Similarly to most of the studies in the literature, our study was performed only with a convex probe of 1-6 Mhz frequency. Tatar et al. [25] compared the linear and convex probes for detection of allograft stiffness. According to the results of their study the convex probe can detect the change in mean stiffness better than the linear probe in the evaluation of renal transplant fibrosis.

Age of the patient

As seen in most of the studies in the literature, there was no significant correlation noted between patient age and degree of fibrosis in our study. This suggests that intrinsic and other immunological factors are more important in the pathogenesis of chronic allograft injury as compared to patient’s age. However, as the time since transplant increased, an increase in the mean elasticity score and the Banff grade was noted in our study.

Doppler parameters

In our study, no significant correlation was observed with resistive indices when compared to both SWE score and the Banff grading of fibrosis. Most of the studies in the literature found no correlation between Doppler parameters (RI) and stiffness score, except Ozkan et al. [19], who found a modestly significant correlation (however, this was not confirmed by biopsy in their study).

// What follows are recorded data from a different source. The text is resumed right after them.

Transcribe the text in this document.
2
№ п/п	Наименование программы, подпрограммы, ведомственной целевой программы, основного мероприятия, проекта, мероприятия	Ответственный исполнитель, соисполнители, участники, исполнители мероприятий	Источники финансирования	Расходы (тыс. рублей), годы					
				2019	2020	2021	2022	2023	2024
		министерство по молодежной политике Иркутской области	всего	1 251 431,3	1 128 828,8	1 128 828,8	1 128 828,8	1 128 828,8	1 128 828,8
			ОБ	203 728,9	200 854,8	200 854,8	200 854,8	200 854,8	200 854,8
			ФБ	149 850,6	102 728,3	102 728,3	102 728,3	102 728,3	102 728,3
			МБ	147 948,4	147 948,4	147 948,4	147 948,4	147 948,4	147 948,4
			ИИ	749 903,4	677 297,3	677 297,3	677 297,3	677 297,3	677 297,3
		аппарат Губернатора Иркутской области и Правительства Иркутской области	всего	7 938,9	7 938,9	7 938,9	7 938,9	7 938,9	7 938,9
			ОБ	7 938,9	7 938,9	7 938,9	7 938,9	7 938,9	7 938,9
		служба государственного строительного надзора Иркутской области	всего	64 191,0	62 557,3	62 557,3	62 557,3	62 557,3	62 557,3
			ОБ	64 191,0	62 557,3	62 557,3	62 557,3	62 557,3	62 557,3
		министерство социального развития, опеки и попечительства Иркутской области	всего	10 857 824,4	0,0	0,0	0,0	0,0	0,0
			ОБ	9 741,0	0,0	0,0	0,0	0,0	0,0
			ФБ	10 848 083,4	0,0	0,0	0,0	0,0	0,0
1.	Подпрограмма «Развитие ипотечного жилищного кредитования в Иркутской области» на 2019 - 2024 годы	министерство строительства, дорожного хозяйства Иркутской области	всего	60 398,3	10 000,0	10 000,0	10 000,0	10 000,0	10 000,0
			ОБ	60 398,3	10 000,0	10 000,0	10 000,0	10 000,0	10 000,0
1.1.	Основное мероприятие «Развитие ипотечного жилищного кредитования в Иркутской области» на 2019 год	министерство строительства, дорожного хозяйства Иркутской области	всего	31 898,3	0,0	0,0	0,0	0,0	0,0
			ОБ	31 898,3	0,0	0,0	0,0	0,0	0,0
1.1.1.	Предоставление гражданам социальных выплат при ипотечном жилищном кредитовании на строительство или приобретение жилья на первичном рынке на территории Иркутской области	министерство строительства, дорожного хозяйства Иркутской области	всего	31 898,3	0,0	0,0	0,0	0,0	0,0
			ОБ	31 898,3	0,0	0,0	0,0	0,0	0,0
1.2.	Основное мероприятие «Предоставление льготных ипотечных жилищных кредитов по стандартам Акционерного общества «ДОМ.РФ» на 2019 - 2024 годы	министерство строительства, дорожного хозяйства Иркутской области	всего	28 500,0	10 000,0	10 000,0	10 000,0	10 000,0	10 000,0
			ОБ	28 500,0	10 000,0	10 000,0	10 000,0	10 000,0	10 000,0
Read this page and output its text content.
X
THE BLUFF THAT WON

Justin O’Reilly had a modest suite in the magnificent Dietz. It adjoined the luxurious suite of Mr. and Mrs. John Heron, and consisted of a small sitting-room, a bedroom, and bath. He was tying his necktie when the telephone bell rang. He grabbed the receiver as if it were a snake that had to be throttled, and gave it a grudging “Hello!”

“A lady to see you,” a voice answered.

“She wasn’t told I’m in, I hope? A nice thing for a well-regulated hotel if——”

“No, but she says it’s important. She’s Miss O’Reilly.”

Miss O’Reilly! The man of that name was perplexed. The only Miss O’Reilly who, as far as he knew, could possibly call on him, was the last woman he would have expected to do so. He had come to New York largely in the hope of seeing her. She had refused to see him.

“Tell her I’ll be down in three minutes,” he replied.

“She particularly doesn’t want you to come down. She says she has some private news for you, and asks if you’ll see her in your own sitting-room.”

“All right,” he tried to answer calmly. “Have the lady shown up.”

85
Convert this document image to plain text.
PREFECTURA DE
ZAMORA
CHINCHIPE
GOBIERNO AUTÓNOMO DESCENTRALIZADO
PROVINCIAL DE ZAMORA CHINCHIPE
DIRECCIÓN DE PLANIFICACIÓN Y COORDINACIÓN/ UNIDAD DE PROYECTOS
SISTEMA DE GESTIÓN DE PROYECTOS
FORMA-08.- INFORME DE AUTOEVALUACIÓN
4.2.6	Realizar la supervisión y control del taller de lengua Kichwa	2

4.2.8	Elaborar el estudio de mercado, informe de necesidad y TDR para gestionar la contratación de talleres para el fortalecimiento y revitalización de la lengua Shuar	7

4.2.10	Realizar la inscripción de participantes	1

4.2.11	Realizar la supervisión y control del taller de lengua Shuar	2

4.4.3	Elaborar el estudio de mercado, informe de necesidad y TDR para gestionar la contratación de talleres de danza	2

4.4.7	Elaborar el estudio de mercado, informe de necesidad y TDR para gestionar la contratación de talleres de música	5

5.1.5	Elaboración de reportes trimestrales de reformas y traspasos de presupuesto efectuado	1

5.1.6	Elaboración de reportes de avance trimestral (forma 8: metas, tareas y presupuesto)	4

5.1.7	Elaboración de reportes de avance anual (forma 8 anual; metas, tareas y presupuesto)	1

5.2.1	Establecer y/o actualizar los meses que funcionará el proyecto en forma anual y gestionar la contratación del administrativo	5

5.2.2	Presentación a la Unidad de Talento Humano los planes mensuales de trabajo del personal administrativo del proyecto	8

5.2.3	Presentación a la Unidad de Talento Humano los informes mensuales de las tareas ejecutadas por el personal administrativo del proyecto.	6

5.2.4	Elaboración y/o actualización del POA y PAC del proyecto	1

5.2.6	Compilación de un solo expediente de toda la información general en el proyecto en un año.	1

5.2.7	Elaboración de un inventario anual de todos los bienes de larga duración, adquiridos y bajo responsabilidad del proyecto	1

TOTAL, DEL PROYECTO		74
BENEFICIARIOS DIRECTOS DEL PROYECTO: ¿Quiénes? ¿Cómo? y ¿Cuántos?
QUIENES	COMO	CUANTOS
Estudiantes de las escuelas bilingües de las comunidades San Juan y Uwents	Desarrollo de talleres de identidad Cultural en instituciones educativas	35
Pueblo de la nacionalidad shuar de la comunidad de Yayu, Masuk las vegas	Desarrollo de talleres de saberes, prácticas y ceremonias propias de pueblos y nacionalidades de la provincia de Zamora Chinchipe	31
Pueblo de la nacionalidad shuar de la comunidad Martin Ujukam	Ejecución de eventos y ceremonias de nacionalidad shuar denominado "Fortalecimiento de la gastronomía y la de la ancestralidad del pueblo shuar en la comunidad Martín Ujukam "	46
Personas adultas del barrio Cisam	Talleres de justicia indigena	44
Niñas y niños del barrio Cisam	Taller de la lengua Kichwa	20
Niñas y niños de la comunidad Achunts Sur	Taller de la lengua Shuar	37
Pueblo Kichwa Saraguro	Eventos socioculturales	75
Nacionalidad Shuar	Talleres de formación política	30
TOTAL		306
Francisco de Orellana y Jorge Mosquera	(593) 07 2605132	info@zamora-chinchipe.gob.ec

Our study demonstrated that there was a significant correlation between the Banff grade and quantitative mean SWE score, meaning that ultrasound elastography was a reliable and surrogate marker for early detection of fibrosis in renal transplant. The average of the SWE scores in all 3 poles in the kidney is more predictive than individual and polar averages. Among the 3 poles, the lower pole was found to have slightly better correlation than the others. Patients who had higher creatinine values at the time of biopsy correlated with a high Banff grade and higher SWE score. No significant correlation was observed with resistive indices when compared to SWE scores and the Banff grading of fibrosis. Future studies with large groups of patients are needed to show whether SWE could be a robust screening marker for allograft quantification.

Our study had some limitations. Shear waves are best generated when the architecture of the organ is homogenous. In a transplant kidney this is limited by complex architecture and radial arrangement of the vessels. Elastography generates better and consistent results when major vessels are carefully excluded from the ROI. Because the kidney being a highly vascular organ, it appears to be more challenging than the liver and breast for obtaining homogenous and consistent values. Our sample size was relatively small but sufficient to produce significant results. Inter-observer variation was not assessed in our study. Subclinical rejection, infection, or recurrence of the underlying disease cannot be detected. With a technical failure rate of 3.3%, renal allograft examinations were comparable to those in a study done by Grenier et al. [9] in which they obtained a feasibility of 88% for sampling data.